The article acknowledged that NASCAR has "long been associated with a conservative political philosophy," but that the policy was successfully put into place because NASCAR emphasized three areas in particular that resonate with NASCAR fans: 1) conservation, 2) job-creation, and 3) weaning America off of Middle Eastern oil. In fact, recent polling has demonstrated that "NASCAR fans have shifted even more than the general population toward support for such programs."
NASCAR has moved away from leaded gasoline toward ethanol/conventional fuel blends and has further established a program to "offset the carbon that racecars pump into the atmosphere by planting trees at tracks and in the communities surrounding those tracks." In a somewhat funny sounding, but still awesome sentence, NASCAR has acknowledged that "the more wrecks and blown engines there are that require restarts, the more trees will be planted." NASCAR plans to double the size of the program each year until they have covered the entire racing circuit. These efforts are steps in the right direction, since according to NASCAR's estimates it only takes one racecar traveling 500 miles to put one metric ton of carbon into the atmosphere, while one tree over a 40-year period stores that much carbon. NASCAR racecars on the Sprint circuit alone burn through over 135,000 gallons of fuel in one season.

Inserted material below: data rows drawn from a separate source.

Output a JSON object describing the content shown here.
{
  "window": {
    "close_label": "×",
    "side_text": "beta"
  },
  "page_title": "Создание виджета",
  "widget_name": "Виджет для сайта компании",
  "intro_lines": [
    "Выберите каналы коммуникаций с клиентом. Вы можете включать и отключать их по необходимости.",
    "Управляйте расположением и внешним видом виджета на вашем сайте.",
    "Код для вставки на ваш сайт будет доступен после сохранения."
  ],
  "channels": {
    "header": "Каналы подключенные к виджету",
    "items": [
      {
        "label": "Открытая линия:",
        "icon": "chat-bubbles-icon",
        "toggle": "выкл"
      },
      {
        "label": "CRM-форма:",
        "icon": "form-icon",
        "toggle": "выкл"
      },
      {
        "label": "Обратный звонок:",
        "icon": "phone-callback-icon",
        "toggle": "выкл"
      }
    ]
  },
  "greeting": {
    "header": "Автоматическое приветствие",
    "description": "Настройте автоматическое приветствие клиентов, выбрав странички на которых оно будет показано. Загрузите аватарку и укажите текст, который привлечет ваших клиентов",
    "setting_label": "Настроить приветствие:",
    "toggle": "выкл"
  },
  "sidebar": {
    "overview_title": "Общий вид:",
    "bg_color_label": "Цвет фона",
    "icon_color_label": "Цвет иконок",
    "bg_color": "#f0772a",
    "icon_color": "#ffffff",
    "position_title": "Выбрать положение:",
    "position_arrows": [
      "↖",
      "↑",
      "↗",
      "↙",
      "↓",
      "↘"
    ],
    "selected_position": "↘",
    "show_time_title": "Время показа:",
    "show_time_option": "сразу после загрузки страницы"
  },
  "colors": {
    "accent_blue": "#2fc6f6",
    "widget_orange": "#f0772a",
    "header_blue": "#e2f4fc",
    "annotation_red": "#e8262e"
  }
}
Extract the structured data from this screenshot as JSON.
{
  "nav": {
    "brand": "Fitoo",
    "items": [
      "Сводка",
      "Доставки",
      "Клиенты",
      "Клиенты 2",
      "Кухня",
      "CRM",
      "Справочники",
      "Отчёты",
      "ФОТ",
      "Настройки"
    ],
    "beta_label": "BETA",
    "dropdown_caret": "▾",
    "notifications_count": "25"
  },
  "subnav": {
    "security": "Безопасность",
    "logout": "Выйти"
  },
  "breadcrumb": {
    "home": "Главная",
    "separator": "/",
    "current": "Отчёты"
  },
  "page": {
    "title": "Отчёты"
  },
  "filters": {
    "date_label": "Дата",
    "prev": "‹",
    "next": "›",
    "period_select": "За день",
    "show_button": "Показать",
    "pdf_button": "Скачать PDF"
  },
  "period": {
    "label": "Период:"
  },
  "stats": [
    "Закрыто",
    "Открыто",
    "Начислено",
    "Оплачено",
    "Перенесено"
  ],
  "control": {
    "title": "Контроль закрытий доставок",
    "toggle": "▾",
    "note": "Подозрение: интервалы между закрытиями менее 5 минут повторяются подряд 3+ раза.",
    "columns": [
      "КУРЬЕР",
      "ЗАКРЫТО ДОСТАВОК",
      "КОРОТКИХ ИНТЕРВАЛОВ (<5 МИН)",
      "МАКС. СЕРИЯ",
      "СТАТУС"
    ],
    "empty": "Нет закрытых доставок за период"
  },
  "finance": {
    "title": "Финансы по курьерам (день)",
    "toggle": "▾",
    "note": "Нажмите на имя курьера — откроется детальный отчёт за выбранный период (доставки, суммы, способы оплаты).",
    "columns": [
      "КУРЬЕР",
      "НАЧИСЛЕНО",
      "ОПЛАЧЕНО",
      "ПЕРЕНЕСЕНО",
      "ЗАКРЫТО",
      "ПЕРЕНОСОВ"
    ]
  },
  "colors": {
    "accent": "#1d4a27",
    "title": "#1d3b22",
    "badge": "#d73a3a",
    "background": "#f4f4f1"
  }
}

Additionally, Goodyear Tires shreds and repurposes most all of the used racecar tires, Safety-Kleen Systems reuses 180,000 gallons of spent motor oil and lubricants each year, at least one raceway (Pocono) is powered completely by solar power, one team (Roush) recycles nearly all of its wrecked cars, and one shop (that of Kyle Busch) is attempting to obtain LEED certification for its new facility in North Carolina. An all-electric Ford Focus was even the pace car that led the gas-guzzlers to the green flag at a recent race.
In the end, NASCAR's move demonstrates the power of appealing to the correct values, and how true environmentalism is about making real to everyone along the political spectrum the way in which the environment affects their daily life. Unlike so many contentious issues of our time, which involve issues of religious conviction or moral ideals, the environmental discussion largely depends upon the accurate dissemination of information. Sure, there are those who would argue that environmentalism invokes morals or religious convictions (on both sides of the debate), but ultimately when people understand the dependence of society on a clean and healthy environment, positive steps are typically taken.
In John Rawls' "veil of ignorance" he challenges us to consider what we would want society to be like if we had no way of knowing whether we'd be born rich or poor, black or white, powerful or disenfranchised. Rasband, Salzman, and Squillace frame the question a bit differently: if you had no idea when you would be born, how would you want resources to be managed today? I imagine most NASCAR drivers and fans would want us to be burning the most renewable fuels (and the cleanest), recycling racing materials, powering facilities with renewable energy, and preserving enough natural capital around the racetrack to stand in the shade on a hot summer day. Because if they don't, then in 300 years their descendents almost certainly will wonder about this strange artifact of a sport where 100,000 people gathered to watch cars drive around in circles.